Thanks, Mr. Chair, and thanks to you folks for your presentations.
This is the last day of hearings on the road, so to speak. There'll be a few more in Ottawa, especially around the research area.
Looking back at APF 1--and certainly I was involved closely in terms of trying to implement that and the money--I'm worried from the standpoint that, again, the focus this time around will be safety nets, in part because for some reason in Canada we're always in crisis management. There were a lot of other pillars in the last APF that were never funded. They were there; they simply weren't funded. To a great extent, that's what happened in APF 1.
I want to refer a moment to George Brinkman. All of you folks will know of Mr. Brinkman. Yes, we had our differences many times, but I don't dispute his figures. He had this to say about the percentage of farm income from subsidies in Canada and the United States. I'll quote what he said: “As a percentage of income, Canadian government subsidies represent 116% of farm incomes...”. In other words, we're not getting 100% of our money out of the market, or anything out of the market; it has all come from governments over the last number of years. The United States government subsidies represent only 37% of U.S. producers' farm income.

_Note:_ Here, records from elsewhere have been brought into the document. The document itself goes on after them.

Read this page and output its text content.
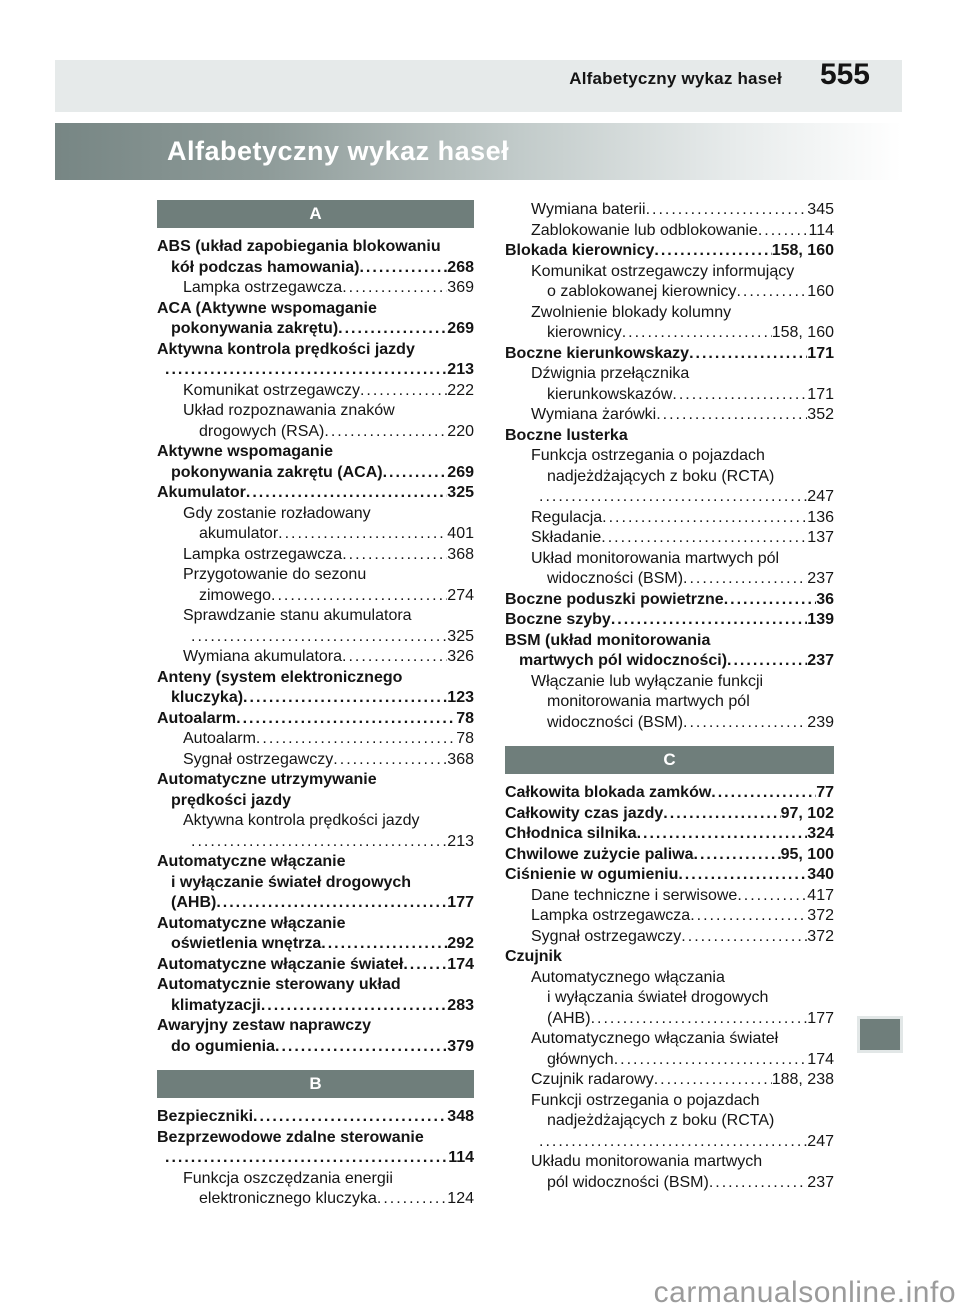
Alfabetyczny wykaz haseł 555
Alfabetyczny wykaz haseł
A
ABS (układ zapobiegania blokowaniu
kół podczas hamowania) .....	268
Lampka ostrzegawcza .....	369
ACA (Aktywne wspomaganie
pokonywania zakrętu) .....	269
Aktywna kontrola prędkości jazdy
.....
213
Komunikat ostrzegawczy .....	222
Układ rozpoznawania znaków
drogowych (RSA) .....	220
Aktywne wspomaganie
pokonywania zakrętu (ACA) .....	269
Akumulator .....	325
Gdy zostanie rozładowany
akumulator .....	401
Lampka ostrzegawcza .....	368
Przygotowanie do sezonu
zimowego .....	274
Sprawdzanie stanu akumulatora
.....
325
Wymiana akumulatora .....	326
Anteny (system elektronicznego
kluczyka) .....	123
Autoalarm .....	78
Autoalarm .....	78
Sygnał ostrzegawczy .....	368
Automatyczne utrzymywanie
prędkości jazdy
Aktywna kontrola prędkości jazdy
.....
213
Automatyczne włączanie
i wyłączanie świateł drogowych
(AHB) .....	177
Automatyczne włączanie
oświetlenia wnętrza .....	292
Automatyczne włączanie świateł .....	174
Automatycznie sterowany układ
klimatyzacji .....	283
Awaryjny zestaw naprawczy
do ogumienia .....	379
B
Bezpieczniki .....	348
Bezprzewodowe zdalne sterowanie
.....
114
Funkcja oszczędzania energii
elektronicznego kluczyka .....	124
Wymiana baterii .....	345
Zablokowanie lub odblokowanie .....	114
Blokada kierownicy .....	158, 160
Komunikat ostrzegawczy informujący
o zablokowanej kierownicy .....	160
Zwolnienie blokady kolumny
kierownicy .....	158, 160
Boczne kierunkowskazy .....	171
Dźwignia przełącznika
kierunkowskazów .....	171
Wymiana żarówki .....	352
Boczne lusterka
Funkcja ostrzegania o pojazdach
nadjeżdżających z boku (RCTA)
.....
247
Regulacja .....	136
Składanie .....	137
Układ monitorowania martwych pól
widoczności (BSM) .....	237
Boczne poduszki powietrzne .....	36
Boczne szyby .....	139
BSM (układ monitorowania
martwych pól widoczności) .....	237
Włączanie lub wyłączanie funkcji
monitorowania martwych pól
widoczności (BSM) .....	239
C
Całkowita blokada zamków .....	77
Całkowity czas jazdy .....	97, 102
Chłodnica silnika .....	324
Chwilowe zużycie paliwa .....	95, 100
Ciśnienie w ogumieniu .....	340
Dane techniczne i serwisowe .....	417
Lampka ostrzegawcza .....	372
Sygnał ostrzegawczy .....	372
Czujnik
Automatycznego włączania
i wyłączania świateł drogowych
(AHB) .....	177
Automatycznego włączania świateł
głównych .....	174
Czujnik radarowy .....	188, 238
Funkcji ostrzegania o pojazdach
nadjeżdżających z boku (RCTA)
.....
247
Układu monitorowania martwych
pól widoczności (BSM) .....	237
carmanualsonline.info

I don't disagree with those figures, but I do disagree with him in that I think U.S. farmers are subsidized in many other ways and we're simply not doing it right. I think in Geri's proposal he, to a great extent, mentioned it, as all of you did.
And as for Arthur's point about a Canada-wide school snack program. Why don't we do it? They have a school milk program in the United States, and I assume you're talking about a similar program. They fund food stamps.
We can do environment and a number of other areas. I don't know why we're paying all the costs on HACCP programs and on-farm food safety on the farms. It's for the consumers that we're doing it, but we sit back and take it and we pay it. The theory in the bureaucracy in Ottawa is, well, you simply transfer that on to the consumer. We all know in this room that doesn't happen; it can't.
What other areas should we be looking at, in terms of supporting farmers, that are GATT-green and not seen as subsidies, but at the same time, we're still going to have a farm safety net program there?